After cooling and assessment, your outdoor care should be directed toward keeping the wound clean and reducing the pain. Dirty burn wounds should be washed with great gentleness, tepid water and mild soap. After washing, pat the wound dry. To protect burns and ease the pain, leave the blisters of second degree burns intact. If the blisters pop while a physician is still far away, or if you're dealing with third degree burns, you can do one or more of several things: (1) Cover the burn with a thin layer of antibiotic ointment. (2) Cover the burn with dressings such as 2nd Skin® or Burnfree™. (3) Cover the burn with dry gauze or clean dry clothing. Covering burns reduces pain and evaporative fluid losses.

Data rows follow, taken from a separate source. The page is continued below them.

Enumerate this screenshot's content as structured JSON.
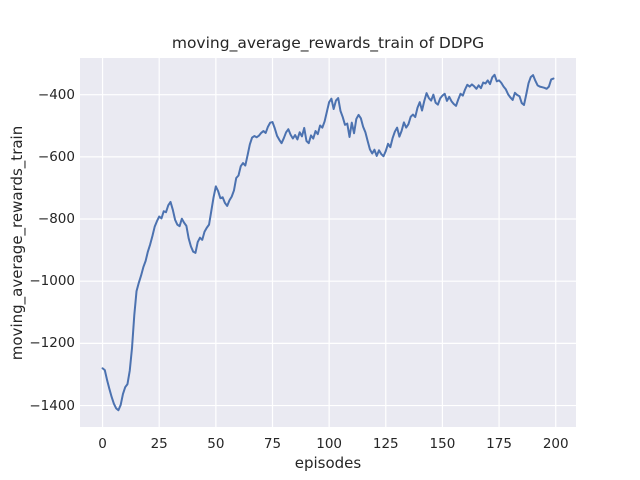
{
  "colors": {
    "figure_background": "#ffffff",
    "plot_background": "#eaeaf2",
    "gridline": "#ffffff",
    "line": "#4c72b0",
    "text": "#262626"
  },
  "chart_data": {
    "type": "line",
    "title": "moving_average_rewards_train of DDPG",
    "xlabel": "episodes",
    "ylabel": "moving_average_rewards_train",
    "grid": true,
    "legend_position": "none",
    "xlim": [
      -9.95,
      208.95
    ],
    "ylim": [
      -1469,
      -282
    ],
    "x_ticks": [
      0,
      25,
      50,
      75,
      100,
      125,
      150,
      175,
      200
    ],
    "x_tick_labels": [
      "0",
      "25",
      "50",
      "75",
      "100",
      "125",
      "150",
      "175",
      "200"
    ],
    "y_ticks": [
      -400,
      -600,
      -800,
      -1000,
      -1200,
      -1400
    ],
    "y_tick_labels": [
      "−400",
      "−600",
      "−800",
      "−1000",
      "−1200",
      "−1400"
    ],
    "series": [
      {
        "name": "moving_average_rewards_train",
        "color": "#4c72b0",
        "x_start": 0,
        "x_step": 1,
        "values": [
          -1280,
          -1286,
          -1318,
          -1346,
          -1372,
          -1394,
          -1409,
          -1415,
          -1398,
          -1363,
          -1341,
          -1331,
          -1288,
          -1215,
          -1110,
          -1032,
          -1005,
          -982,
          -955,
          -935,
          -905,
          -882,
          -855,
          -825,
          -807,
          -792,
          -798,
          -775,
          -778,
          -756,
          -745,
          -770,
          -802,
          -818,
          -823,
          -799,
          -812,
          -822,
          -862,
          -888,
          -905,
          -909,
          -874,
          -860,
          -867,
          -841,
          -828,
          -818,
          -774,
          -730,
          -695,
          -710,
          -733,
          -730,
          -748,
          -758,
          -740,
          -728,
          -708,
          -668,
          -660,
          -630,
          -620,
          -628,
          -595,
          -560,
          -538,
          -533,
          -537,
          -532,
          -523,
          -517,
          -523,
          -503,
          -490,
          -488,
          -508,
          -532,
          -545,
          -556,
          -540,
          -521,
          -511,
          -529,
          -541,
          -530,
          -544,
          -521,
          -534,
          -507,
          -549,
          -556,
          -531,
          -541,
          -517,
          -527,
          -499,
          -506,
          -486,
          -455,
          -424,
          -413,
          -446,
          -419,
          -411,
          -452,
          -472,
          -497,
          -493,
          -536,
          -490,
          -524,
          -478,
          -465,
          -476,
          -503,
          -521,
          -549,
          -576,
          -589,
          -577,
          -597,
          -579,
          -591,
          -598,
          -581,
          -558,
          -569,
          -540,
          -519,
          -506,
          -535,
          -516,
          -489,
          -506,
          -495,
          -471,
          -464,
          -472,
          -442,
          -424,
          -451,
          -420,
          -395,
          -411,
          -419,
          -400,
          -426,
          -432,
          -412,
          -403,
          -397,
          -420,
          -407,
          -421,
          -430,
          -436,
          -415,
          -397,
          -403,
          -383,
          -368,
          -374,
          -367,
          -373,
          -381,
          -370,
          -379,
          -361,
          -364,
          -354,
          -366,
          -344,
          -336,
          -357,
          -354,
          -362,
          -374,
          -383,
          -399,
          -409,
          -417,
          -394,
          -401,
          -405,
          -427,
          -433,
          -399,
          -363,
          -343,
          -337,
          -355,
          -370,
          -374,
          -376,
          -378,
          -381,
          -374,
          -351,
          -348
        ]
      }
    ]
  }
}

Do not use an occlusive dressing, one that prevents all air or water from passing through. Do not place ice on large burns.

When the trip to the doctor will not be a long one, do not re-dress or re-examine the burn. If evacuation will take more than a day, change the dressings at least once a day: remove old dressings, remove old ointment (you may have to gently wash off old ointment with tepid water) and re-apply fresh ointment and dressings.

Serious burns will swell and, when possible, such as burns to arms and legs, the extremities should be elevated to minimize swelling. Burned patients should gently and regularly exercise burned body areas as much as they can tolerate.

"Ibuprofen," says the Practice Guidelines, "is probably the best over-the-counter analgesic for burn pain (including sunburn)."

Burned patients should be encouraged to drink as much water as they can during the entire evacuation process.

Approximately seven hours after the incident Holly arrived at the nearest hospital. The hospital staff gave their immediate attention to the second instructor, the one "obviously" in pain and distress. Holly's quiet lack of complaint relegated her to a room for observation and later treatment. She should have complained. After three days, she says, "the lower front of my body looked like leather and steady doses of morphine failed to keep the pain away." She had burns to the second and third degree over approximately 15 percent of her body. It was almost three weeks before Holly left the hospital. It was months before her treatment ended.